By undertaking an exploration, one must accept that some error will be nearly inevitable. A 5% per individual hypothesis false rejection rate (setting αsingle = 0.05) may be perfectly acceptable depending on the study goals and background expectations, especially if the cost of false rejections (“false positives”) is not more than the cost of false negatives. As an example, suppose K = 20 and we proceed with αsingle = 0.05 as the maximum acceptable false rejection (type I) error rate for individual hypotheses. Then, if the joint null Hjoint is correct we should expect at least one false rejection among the single α- level tests 1 − 0.9520 = 64% of the time. This 64% is indeed the false rejection rate for testing Hjoint based on this naïve test: “Reject Hjoint if at least one of the single tests rejects at the 0.05 level.”
This 64% sounds like a high overall error rate; that impression is, however, an illusion created by thinking the single-hypothesis αsingle = 0.05 is targeting the multiple hypothesis Hjoint or should be equated to the maximum acceptable error rate αjoint for Hjoint. The question αsingle is targeting, however, is not whether the joint null Hjoint is false, but rather which if any of the HTk are false. Because αsingle is the individual false rejection rate, it follows that, if all the tested hypotheses are correct and thus the joint null is correct, using αsingle = 0.05 we should expect only one false rejection among the 20 hypotheses tested, which is precisely the acceptable error rate implied by setting αsingle = 0.05 in the first place. The question of whether Hjoint is correct need not enter and is indeed irrelevant if our concern is to simply screen the HTk while keeping the individual false rejection rate within this family at 5% or less.

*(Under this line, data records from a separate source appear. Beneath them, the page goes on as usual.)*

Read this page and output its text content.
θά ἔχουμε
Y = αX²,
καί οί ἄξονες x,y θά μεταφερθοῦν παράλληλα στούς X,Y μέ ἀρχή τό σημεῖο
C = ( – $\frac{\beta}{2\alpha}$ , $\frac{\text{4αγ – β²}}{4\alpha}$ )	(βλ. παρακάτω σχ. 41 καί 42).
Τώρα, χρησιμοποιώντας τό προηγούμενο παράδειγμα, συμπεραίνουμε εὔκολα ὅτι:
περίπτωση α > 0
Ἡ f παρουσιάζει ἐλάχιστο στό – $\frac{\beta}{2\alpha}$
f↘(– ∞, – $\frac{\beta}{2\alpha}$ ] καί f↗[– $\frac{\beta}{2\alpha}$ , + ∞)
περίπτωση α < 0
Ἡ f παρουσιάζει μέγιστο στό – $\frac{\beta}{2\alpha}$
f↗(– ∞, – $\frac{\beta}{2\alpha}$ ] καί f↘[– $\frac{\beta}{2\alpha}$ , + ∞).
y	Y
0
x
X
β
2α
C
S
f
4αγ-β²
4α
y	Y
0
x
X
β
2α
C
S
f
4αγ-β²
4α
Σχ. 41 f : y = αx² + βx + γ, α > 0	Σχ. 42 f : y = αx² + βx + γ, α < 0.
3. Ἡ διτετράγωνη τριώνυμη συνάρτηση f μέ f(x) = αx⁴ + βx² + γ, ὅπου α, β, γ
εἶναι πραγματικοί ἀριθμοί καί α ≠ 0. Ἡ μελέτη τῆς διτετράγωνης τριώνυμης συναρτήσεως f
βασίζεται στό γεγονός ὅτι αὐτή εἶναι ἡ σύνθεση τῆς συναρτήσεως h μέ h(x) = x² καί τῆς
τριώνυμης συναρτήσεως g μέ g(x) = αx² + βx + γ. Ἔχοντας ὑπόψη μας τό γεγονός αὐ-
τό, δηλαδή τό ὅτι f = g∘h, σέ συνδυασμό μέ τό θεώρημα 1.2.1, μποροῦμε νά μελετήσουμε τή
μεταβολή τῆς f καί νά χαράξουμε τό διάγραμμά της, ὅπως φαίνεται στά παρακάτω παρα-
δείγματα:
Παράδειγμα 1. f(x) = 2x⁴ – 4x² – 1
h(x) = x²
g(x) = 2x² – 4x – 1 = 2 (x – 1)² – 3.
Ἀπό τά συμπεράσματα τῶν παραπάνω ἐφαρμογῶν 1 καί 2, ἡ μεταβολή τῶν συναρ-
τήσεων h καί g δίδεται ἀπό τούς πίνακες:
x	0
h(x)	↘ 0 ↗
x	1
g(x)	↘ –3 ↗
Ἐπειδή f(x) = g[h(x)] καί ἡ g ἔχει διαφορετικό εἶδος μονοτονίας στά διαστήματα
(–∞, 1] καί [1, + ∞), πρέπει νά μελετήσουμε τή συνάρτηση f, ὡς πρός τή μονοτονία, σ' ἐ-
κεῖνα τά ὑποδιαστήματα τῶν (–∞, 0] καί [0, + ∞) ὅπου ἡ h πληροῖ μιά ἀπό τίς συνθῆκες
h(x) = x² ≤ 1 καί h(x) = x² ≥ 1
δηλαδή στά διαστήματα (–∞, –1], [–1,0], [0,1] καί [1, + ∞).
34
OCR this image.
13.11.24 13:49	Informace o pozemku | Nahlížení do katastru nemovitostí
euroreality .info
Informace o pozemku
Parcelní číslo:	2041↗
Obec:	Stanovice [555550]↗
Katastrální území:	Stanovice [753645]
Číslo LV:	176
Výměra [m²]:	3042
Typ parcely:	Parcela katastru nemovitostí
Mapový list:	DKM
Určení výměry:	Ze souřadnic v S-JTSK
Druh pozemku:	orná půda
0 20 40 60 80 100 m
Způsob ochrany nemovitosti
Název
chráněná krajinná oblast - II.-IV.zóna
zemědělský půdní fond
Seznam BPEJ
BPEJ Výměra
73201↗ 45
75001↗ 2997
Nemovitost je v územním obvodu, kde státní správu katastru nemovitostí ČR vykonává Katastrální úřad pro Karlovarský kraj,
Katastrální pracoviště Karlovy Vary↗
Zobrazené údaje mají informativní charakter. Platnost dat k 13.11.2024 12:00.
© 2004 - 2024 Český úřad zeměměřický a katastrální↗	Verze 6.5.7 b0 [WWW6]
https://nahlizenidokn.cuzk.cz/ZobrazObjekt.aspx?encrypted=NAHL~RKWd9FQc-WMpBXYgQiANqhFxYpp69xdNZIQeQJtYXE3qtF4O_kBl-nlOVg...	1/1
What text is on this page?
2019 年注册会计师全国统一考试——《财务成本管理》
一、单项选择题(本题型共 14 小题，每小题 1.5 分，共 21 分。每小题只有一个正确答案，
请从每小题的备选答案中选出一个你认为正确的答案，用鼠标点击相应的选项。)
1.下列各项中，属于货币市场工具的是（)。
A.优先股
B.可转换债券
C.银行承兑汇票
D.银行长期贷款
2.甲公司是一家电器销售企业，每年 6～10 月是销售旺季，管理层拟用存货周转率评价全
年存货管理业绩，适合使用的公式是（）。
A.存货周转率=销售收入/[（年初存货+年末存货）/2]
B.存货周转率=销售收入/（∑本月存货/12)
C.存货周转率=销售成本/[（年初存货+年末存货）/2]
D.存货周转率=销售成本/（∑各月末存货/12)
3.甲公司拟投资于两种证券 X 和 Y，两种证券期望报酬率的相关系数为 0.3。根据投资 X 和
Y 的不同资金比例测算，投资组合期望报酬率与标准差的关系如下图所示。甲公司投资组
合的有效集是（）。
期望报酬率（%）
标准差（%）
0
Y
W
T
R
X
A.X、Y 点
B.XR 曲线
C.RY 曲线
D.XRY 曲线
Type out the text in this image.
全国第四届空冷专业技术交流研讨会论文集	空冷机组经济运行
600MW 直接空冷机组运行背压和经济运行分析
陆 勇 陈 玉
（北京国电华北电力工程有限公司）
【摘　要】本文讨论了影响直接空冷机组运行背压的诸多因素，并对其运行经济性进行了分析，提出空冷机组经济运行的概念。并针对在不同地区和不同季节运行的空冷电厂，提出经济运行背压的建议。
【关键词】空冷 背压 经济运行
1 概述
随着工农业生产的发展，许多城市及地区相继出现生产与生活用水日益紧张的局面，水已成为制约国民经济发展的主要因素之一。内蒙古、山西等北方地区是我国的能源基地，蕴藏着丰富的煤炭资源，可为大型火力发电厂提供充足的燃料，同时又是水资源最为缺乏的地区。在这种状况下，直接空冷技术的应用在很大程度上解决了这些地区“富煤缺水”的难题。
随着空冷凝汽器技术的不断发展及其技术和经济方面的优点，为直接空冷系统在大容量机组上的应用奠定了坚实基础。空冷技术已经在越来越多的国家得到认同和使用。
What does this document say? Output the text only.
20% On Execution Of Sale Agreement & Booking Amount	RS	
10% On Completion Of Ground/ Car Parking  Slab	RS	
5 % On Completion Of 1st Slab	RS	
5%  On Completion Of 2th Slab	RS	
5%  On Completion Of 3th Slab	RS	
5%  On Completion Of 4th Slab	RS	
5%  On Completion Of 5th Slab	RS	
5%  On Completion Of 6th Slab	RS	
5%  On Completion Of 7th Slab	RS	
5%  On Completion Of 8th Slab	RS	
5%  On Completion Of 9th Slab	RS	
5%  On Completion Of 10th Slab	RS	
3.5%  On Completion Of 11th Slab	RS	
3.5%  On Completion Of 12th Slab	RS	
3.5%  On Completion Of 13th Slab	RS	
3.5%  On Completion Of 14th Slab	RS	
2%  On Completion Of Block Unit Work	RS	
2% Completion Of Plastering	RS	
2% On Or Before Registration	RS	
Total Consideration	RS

(18) ME! - Rubin (2021a, p. 3):
It is only necessary to lower the significance threshold when undertaking multiple tests of a single joint null hypothesis using an union-intersection approach. It is not necessary to lower the significance threshold when undertaking single tests of multiple individual null hypotheses.
(19) ME! - Rubin (2021b, p. 10991):
If each decision to reject each individual null hypothesis depends on no more than one significance test, then none of the individual tests constitute a “family” with respect to any single hypothesis. Consequently, it is not necessary to adjust alpha levels on the basis of any family-based error rate (e.g., familywise error rate, per family error rate, etc.; Hurlbert & Lombardi, 2012, p. 30).
(20) Molloy et al. (2022, p. 2):
If drugs with different mechanisms of action are evaluated in the same trial, we believe that control for multiplicity is not required, just as if they were evaluated in separate trials.
(21) Parker and Weir (2022, p. 2):
The “per-comparisonwise error rate” (PCWER), does not increase with multiple testing [2, 21, 22]. That means that if we adopt a precise, focused interpretation of the individual results, then there is no need to either apply a multiplicity adjustment or downgrade our interpretation to “exploratory.”
(22) García-Pérez (2023, p. 15):
In general, avoid corrections for multiple testing if statistical claims are to be made for each individual test in the absence of an omnibus null hypothesis about which all of the tests speak collectively and for which the Type-I error rate will be α by these corrections.